To that last point, she bristles at attempts to make Christianity reassuringly self-help-ish, "push[ing] mystery aside as if it were a delusion of ignorance or fear that can have no relevance to people living in the real world."

For those who know Robinson only from her careful, full-hearted novels about faith and family in Idaho (where she was born) and Iowa (where she lives now), these dense and contemplative pieces can be tough sledding. One essay exploring the theological implications of the "begats" that open the Book of Matthew has the rigor of a div-school lecture; another on the nature of grace in Shakespeare's plays arrives with high expectations of the reader's command of the Bible and the bard.

In some ways, though, this level of erudition is refreshing. Robinson's writing betrays not only deep research but a conviction of the broad importance of her intellectual pursuits, no matter how esoteric.
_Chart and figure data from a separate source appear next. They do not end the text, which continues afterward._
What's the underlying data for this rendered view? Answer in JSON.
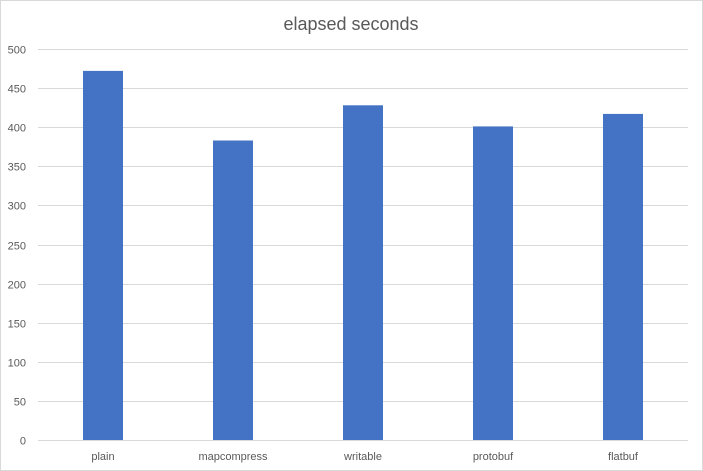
{
  "chart_data": {
    "type": "bar",
    "title": "elapsed seconds",
    "xlabel": "",
    "ylabel": "",
    "categories": [
      "plain",
      "mapcompress",
      "writable",
      "protobuf",
      "flatbuf"
    ],
    "values": [
      472,
      383,
      428,
      401,
      417
    ],
    "ylim": [
      0,
      500
    ],
    "yticks": [
      "0",
      "50",
      "100",
      "150",
      "200",
      "250",
      "300",
      "350",
      "400",
      "450",
      "500"
    ],
    "grid": true,
    "legend": "none",
    "colors": {
      "bar": "#4472C4",
      "grid": "#D9D9D9",
      "text": "#595959"
    }
  }
}
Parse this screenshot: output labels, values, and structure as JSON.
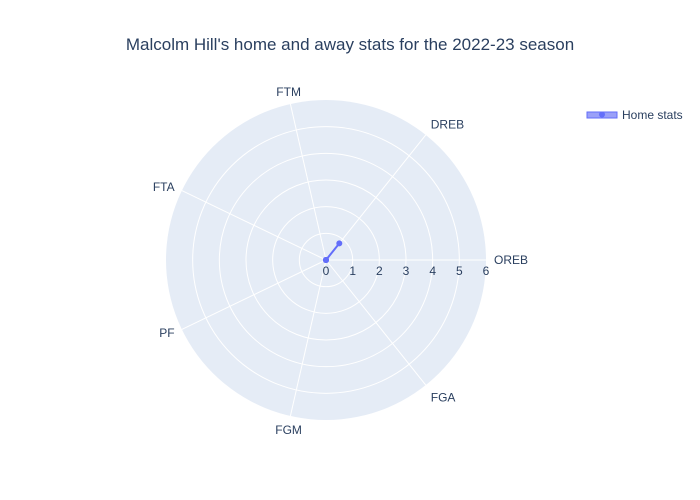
{
  "chart_data": {
    "type": "radar",
    "title": "Malcolm Hill's home and away stats for the 2022-23 season",
    "categories": [
      "OREB",
      "DREB",
      "FTM",
      "FTA",
      "PF",
      "FGM",
      "FGA"
    ],
    "radial_range": [
      0,
      6
    ],
    "radial_ticks": [
      "0",
      "1",
      "2",
      "3",
      "4",
      "5",
      "6"
    ],
    "series": [
      {
        "name": "Home stats",
        "values": [
          0,
          0.8,
          0,
          0,
          0,
          0,
          0
        ],
        "closed": false
      }
    ],
    "legend_position": "top-right",
    "colors": {
      "polar_bg": "#e5ecf6",
      "grid": "#ffffff",
      "text": "#2a3f5f",
      "series": "#636efa",
      "legend_fill": "#9aa0f8"
    }
  }
}
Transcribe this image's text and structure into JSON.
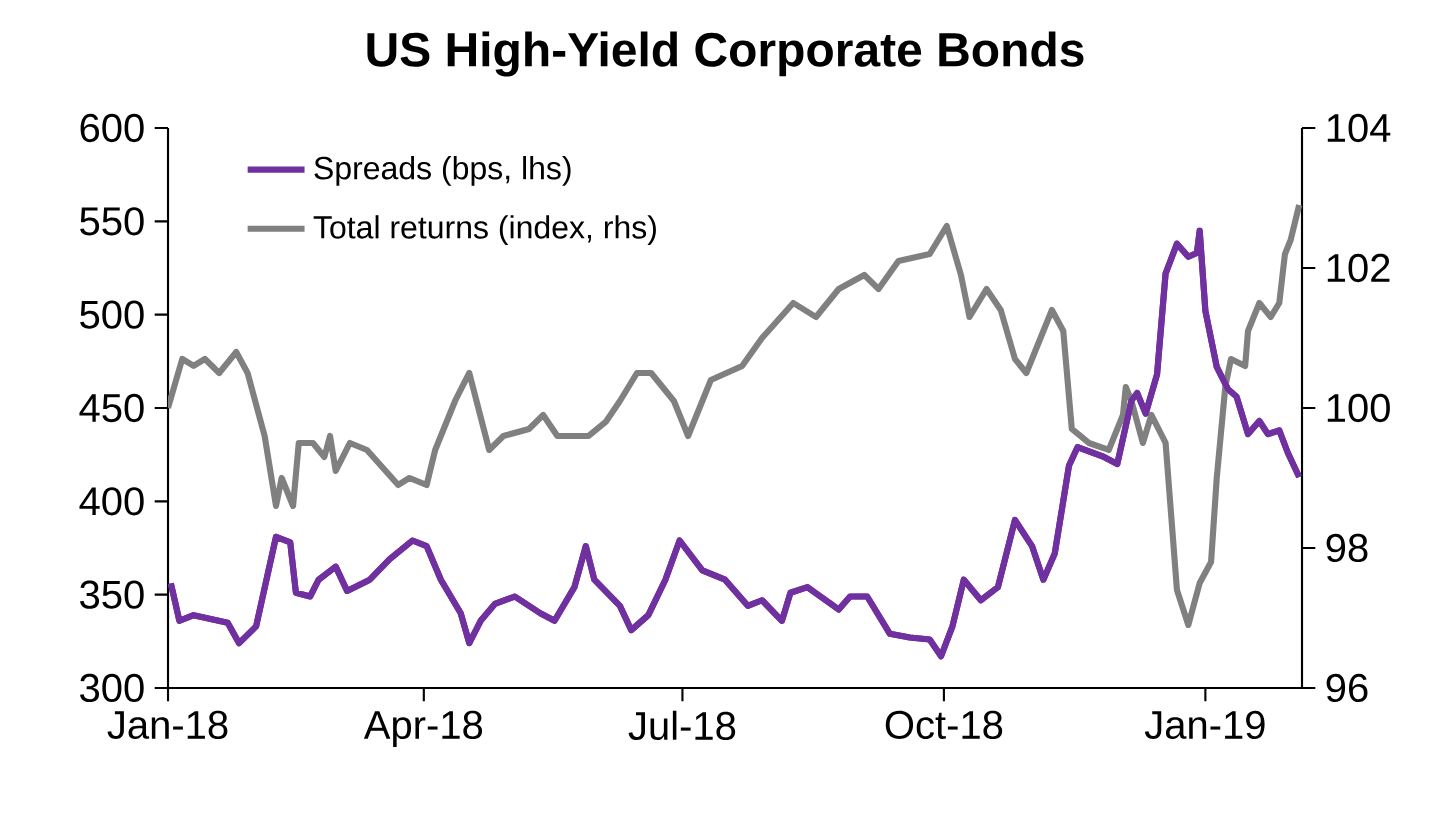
{
  "chart_data": {
    "type": "line",
    "title": "US High-Yield Corporate Bonds",
    "xlim": [
      "2018-01-01",
      "2019-02-04"
    ],
    "xticks": [
      {
        "value": "2018-01-01",
        "label": "Jan-18"
      },
      {
        "value": "2018-04-01",
        "label": "Apr-18"
      },
      {
        "value": "2018-07-01",
        "label": "Jul-18"
      },
      {
        "value": "2018-10-01",
        "label": "Oct-18"
      },
      {
        "value": "2019-01-01",
        "label": "Jan-19"
      }
    ],
    "ylim": [
      300,
      600
    ],
    "yticks": [
      300,
      350,
      400,
      450,
      500,
      550,
      600
    ],
    "y2lim": [
      96,
      104
    ],
    "y2ticks": [
      96,
      98,
      100,
      102,
      104
    ],
    "legend": "top left",
    "grid": false,
    "series": [
      {
        "name": "Spreads (bps, lhs)",
        "color": "#7030a0",
        "x": [
          "2018-01-02",
          "2018-01-05",
          "2018-01-10",
          "2018-01-22",
          "2018-01-26",
          "2018-02-01",
          "2018-02-08",
          "2018-02-13",
          "2018-02-15",
          "2018-02-20",
          "2018-02-23",
          "2018-03-01",
          "2018-03-05",
          "2018-03-13",
          "2018-03-20",
          "2018-03-28",
          "2018-04-02",
          "2018-04-07",
          "2018-04-14",
          "2018-04-17",
          "2018-04-21",
          "2018-04-26",
          "2018-05-03",
          "2018-05-12",
          "2018-05-17",
          "2018-05-24",
          "2018-05-28",
          "2018-05-31",
          "2018-06-09",
          "2018-06-13",
          "2018-06-19",
          "2018-06-25",
          "2018-06-30",
          "2018-07-08",
          "2018-07-16",
          "2018-07-24",
          "2018-07-29",
          "2018-08-05",
          "2018-08-08",
          "2018-08-14",
          "2018-08-25",
          "2018-08-29",
          "2018-09-04",
          "2018-09-12",
          "2018-09-19",
          "2018-09-26",
          "2018-09-30",
          "2018-10-04",
          "2018-10-08",
          "2018-10-14",
          "2018-10-20",
          "2018-10-26",
          "2018-11-01",
          "2018-11-05",
          "2018-11-09",
          "2018-11-14",
          "2018-11-17",
          "2018-11-26",
          "2018-12-01",
          "2018-12-06",
          "2018-12-08",
          "2018-12-11",
          "2018-12-15",
          "2018-12-18",
          "2018-12-22",
          "2018-12-26",
          "2018-12-29",
          "2018-12-30",
          "2019-01-01",
          "2019-01-05",
          "2019-01-09",
          "2019-01-12",
          "2019-01-16",
          "2019-01-20",
          "2019-01-23",
          "2019-01-27",
          "2019-01-30",
          "2019-02-03"
        ],
        "values": [
          356,
          336,
          339,
          335,
          324,
          333,
          381,
          378,
          351,
          349,
          358,
          365,
          352,
          358,
          369,
          379,
          376,
          358,
          340,
          324,
          336,
          345,
          349,
          340,
          336,
          354,
          376,
          358,
          344,
          331,
          339,
          358,
          379,
          363,
          358,
          344,
          347,
          336,
          351,
          354,
          342,
          349,
          349,
          329,
          327,
          326,
          317,
          333,
          358,
          347,
          354,
          390,
          376,
          358,
          372,
          419,
          429,
          424,
          420,
          454,
          458,
          447,
          468,
          522,
          538,
          531,
          533,
          545,
          502,
          472,
          460,
          456,
          436,
          443,
          436,
          438,
          426,
          413
        ]
      },
      {
        "name": "Total returns (index, rhs)",
        "color": "#808080",
        "axis": "y2",
        "x": [
          "2018-01-01",
          "2018-01-06",
          "2018-01-10",
          "2018-01-14",
          "2018-01-19",
          "2018-01-25",
          "2018-01-29",
          "2018-02-04",
          "2018-02-08",
          "2018-02-10",
          "2018-02-14",
          "2018-02-16",
          "2018-02-21",
          "2018-02-25",
          "2018-02-27",
          "2018-03-01",
          "2018-03-06",
          "2018-03-12",
          "2018-03-23",
          "2018-03-27",
          "2018-04-02",
          "2018-04-05",
          "2018-04-12",
          "2018-04-17",
          "2018-04-24",
          "2018-04-29",
          "2018-05-08",
          "2018-05-13",
          "2018-05-18",
          "2018-05-29",
          "2018-06-04",
          "2018-06-09",
          "2018-06-15",
          "2018-06-20",
          "2018-06-28",
          "2018-07-03",
          "2018-07-11",
          "2018-07-22",
          "2018-07-29",
          "2018-08-09",
          "2018-08-17",
          "2018-08-25",
          "2018-09-03",
          "2018-09-08",
          "2018-09-15",
          "2018-09-26",
          "2018-10-02",
          "2018-10-07",
          "2018-10-10",
          "2018-10-16",
          "2018-10-21",
          "2018-10-26",
          "2018-10-30",
          "2018-11-02",
          "2018-11-08",
          "2018-11-12",
          "2018-11-15",
          "2018-11-21",
          "2018-11-28",
          "2018-12-03",
          "2018-12-04",
          "2018-12-06",
          "2018-12-10",
          "2018-12-13",
          "2018-12-18",
          "2018-12-22",
          "2018-12-26",
          "2018-12-30",
          "2019-01-03",
          "2019-01-05",
          "2019-01-08",
          "2019-01-10",
          "2019-01-15",
          "2019-01-16",
          "2019-01-20",
          "2019-01-24",
          "2019-01-27",
          "2019-01-29",
          "2019-01-31",
          "2019-02-03"
        ],
        "values": [
          100.0,
          100.7,
          100.6,
          100.7,
          100.5,
          100.8,
          100.5,
          99.6,
          98.6,
          99.0,
          98.6,
          99.5,
          99.5,
          99.3,
          99.6,
          99.1,
          99.5,
          99.4,
          98.9,
          99.0,
          98.9,
          99.4,
          100.1,
          100.5,
          99.4,
          99.6,
          99.7,
          99.9,
          99.6,
          99.6,
          99.8,
          100.1,
          100.5,
          100.5,
          100.1,
          99.6,
          100.4,
          100.6,
          101.0,
          101.5,
          101.3,
          101.7,
          101.9,
          101.7,
          102.1,
          102.2,
          102.6,
          101.9,
          101.3,
          101.7,
          101.4,
          100.7,
          100.5,
          100.8,
          101.4,
          101.1,
          99.7,
          99.5,
          99.4,
          99.9,
          100.3,
          100.1,
          99.5,
          99.9,
          99.5,
          97.4,
          96.9,
          97.5,
          97.8,
          99.0,
          100.3,
          100.7,
          100.6,
          101.1,
          101.5,
          101.3,
          101.5,
          102.2,
          102.4,
          102.9
        ]
      }
    ]
  }
}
When she expresses her concerns about neuroscience, as she often does, she's exploring a pitched battle about the nature of our self: "Science of the kind I criticize tends to assert that everything is explicable," she writes. But what room is there, she asks, for the soul in constant Fitbit-ification of our lives?

She's blunter still on matters of social justice, despairing of how some corners of American Christianity have rationalized gun ownership, bigotry and contempt for the poor. "There are people who want to pile money on money, but they are the takers, not makers," she writes. "Easily half of the Bible by weight supports me on this point, and nine-tenths of cultural history."

Faith in God she has plenty of; faith in society's improvement on these fronts is limited. "By the standards of, let us say, Renaissance England and Europe, we're really not doing too badly," she concedes. Fair point: If you're reading this, you probably don't have bubonic plague. If that's not much reassurance, tough. Grace and generosity define Robinson's fiction, but this book reveals how much labor goes into understanding them.

Mark Athitakis is a reviewer in Phoenix.